The girl was a little older than he had first thought — when she had given her date of birth at the police station he had realised that she was in her middle twenties.

She appeared so delicate, but he guessed that she was tougher than she looked. She’d certainly given that guy who’d attacked her a very sharp lesson.

She smiled up at him. “So why did you choose to come here for a holiday?”

“To England?”

“Yes. Well, to Sturcombe. It’s a bit out of the way, especially now the holiday season’s over. You haven’t come to play golf.”

He laughed. “How did you know that?”

“I clean your room,” she reminded him with a touch of dry humour. “No golf clubs.”

“You’re right. I’ve never played golf in my life. Yes, I came for a holiday, and to visit my grandfather — Arthur Crocombe.”

“Arthur? The old guy who lives up the road from the hotel?”

“That’s the one.”

She smiled, a warmth in her blue eyes. “How is he?”

“He’s doing fine, considering he’s nearly ninety-four.”

“He’s really nice. He spoke at the funeral when old Mrs Channing died.

It was a nice funeral, not one of those gloomy things with everyone in black.

She’d wanted everyone to wear bright clothes, so we did, and lots of people stood up to talk about her, stuff no one else knew about.

I went because she was Lisa’s grandmother.

I didn’t really know her myself, though I’d seen her sometimes at the village cricket matches.

Your grandfather said he’d promised to outlive her, and everyone clapped. ”

Alex laughed. “That sounds just like Gramps.”

“How long are you going to stay?”

“I don’t know yet. A month or so, maybe.”

“Don’t you have a job?”

“Not at the moment. I was in the air force — the Canadian Air Force. I completed my ten years’ service last month and decided I didn’t want to sign up for another ten.”

“Why not?”

His mouth quirked into a wry smile. “Ten years was enough. So I decided to come and see Gramps, and have a look around the country I was born in.”

She seemed a little more relaxed, the hint of tension around her mouth smoothed away.

“Why did your family decide to move to Canada?”

“My dad got a job in television there.”

“Wow! That’s exciting. What does he do?”

“He produces a quiz show. It’s very popular.”

“Oh.”

He sensed her beginning to withdraw again, the fox stepping delicately backwards across the lawn to the screen of the bushes. What had he said to make her uneasy?

Was it because she’d figured out very quickly that if his father was a successful television producer, his family was quite well-to-do? Why would that bother her?

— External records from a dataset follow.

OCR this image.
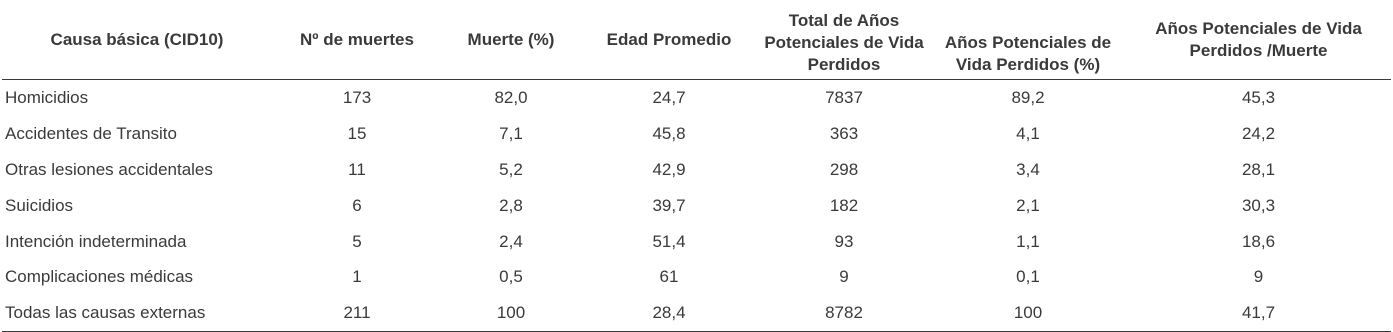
Causa básica (CID10)	Nº de muertes	Muerte (%)	Edad Promedio	Total de Años Potenciales de Vida Perdidos	Años Potenciales de Vida Perdidos (%)	Años Potenciales de Vida Perdidos /Muerte

Homicidios	173	82,0	24,7	7837	89,2	45,3
Accidentes de Transito	15	7,1	45,8	363	4,1	24,2
Otras lesiones accidentales	11	5,2	42,9	298	3,4	28,1
Suicidios	6	2,8	39,7	182	2,1	30,3
Intención indeterminada	5	2,4	51,4	93	1,1	18,6
Complicaciones médicas	1	0,5	61	9	0,1	9
Todas las causas externas	211	100	28,4	8782	100	41,7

Most of the women he had dated would have been delighted. He had never been quite sure if they were attracted to him because of his bank balance, or maybe the hope of wheedling a way into television themselves.

But it seemed to have the opposite effect on Shelley. He smiled to himself. If she knew about the very successful side hustle in real estate he had run while he was in the air force, she’d probably freak.

They had reached the turning from the main road, down Church Road to the hotel. As he drew into the car park, Alex glanced across at his passenger. He’d like to ask her out for a drink, but he had a feeling she’d run a mile.

He drew the car to a halt, and she swiftly unfastened her seat belt. “Well, um . . . Goodbye then. Thank you for the lift.”

“No trouble. Goodbye.”

She flicked him a quick smile and clambered out of the car, scurrying across the car park to the staff entrance at the side of the hotel. Escaping? The thought was unavoidable.

He shook his head wryly and glanced at his watch.

There was time to get a coffee before visiting his grandfather again. Then after dinner he could choose between dropping into the pub down on the sea front for a pint of warm British beer, or a night alone in his hotel room reading or watching British television.